The term "cavitation" was mentioned a couple of times here. In order to get cavitation in cold water, you need to get dynamic pressures (0.5 rho v^2) on the order of the atmospheric pressure (1e5 Pa), which is 14 m/s. You would need to stir your tea 110 Hz, assuming a circular trajectory of 4 cm diameter. Not very likely to happen.
Re: What-If 0071: "Stirring Tea"
I wanna know if peewee_RotA told them about xkcd? It'll be one more thing for the folks in that office to pass the time looking at.
What if you had a miniature rocket ship flying around inside the tea? Better yet, an FTL ship?

What if you had a miniature rocket ship flying around inside the tea?

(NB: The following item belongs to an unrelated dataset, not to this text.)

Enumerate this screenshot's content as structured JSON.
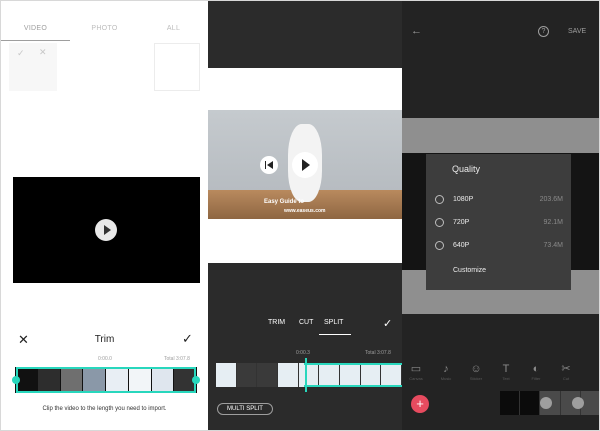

Better yet, an FTL ship?

Re: What-If 0071: "Stirring Tea"
Yeah, well, so I was ''studying'' (reading What If, that is), and when I reached #71 (I might be going to fail Dynamics next week) it occured to me that the answer should, in the end be, yes. The question if it is possible to boil the water by stirring is quite easily interpreted as if it is possible to heat water by stirring, and from that point the answer revolves around that, but raising the temperature of a liquid is not the only way to boil it. The other is decreasing the pressure, which is exactly what happens when cavitation occurs. The liquid doesn't actually get hotter, but due to a fall in pressure bubbles of steam form near and on the spoon surface, to rapidly collapse under pressure from surrounding regions, damaging the spoon severely in the process (this is also one of the problem is ship propellor design).
It would be useless to make tea, but it would be boiling.
It would be useless to make tea, but it would be boiling.
Re: What-If 0071: "Stirring Tea"
Since the tea doesn't do anything dramatic like rise into the air or emit light, the energy must be turning to heat.
If the tea does do something dramatic like rise into the air or emit light, then it is not tea, and you should probably not drink it.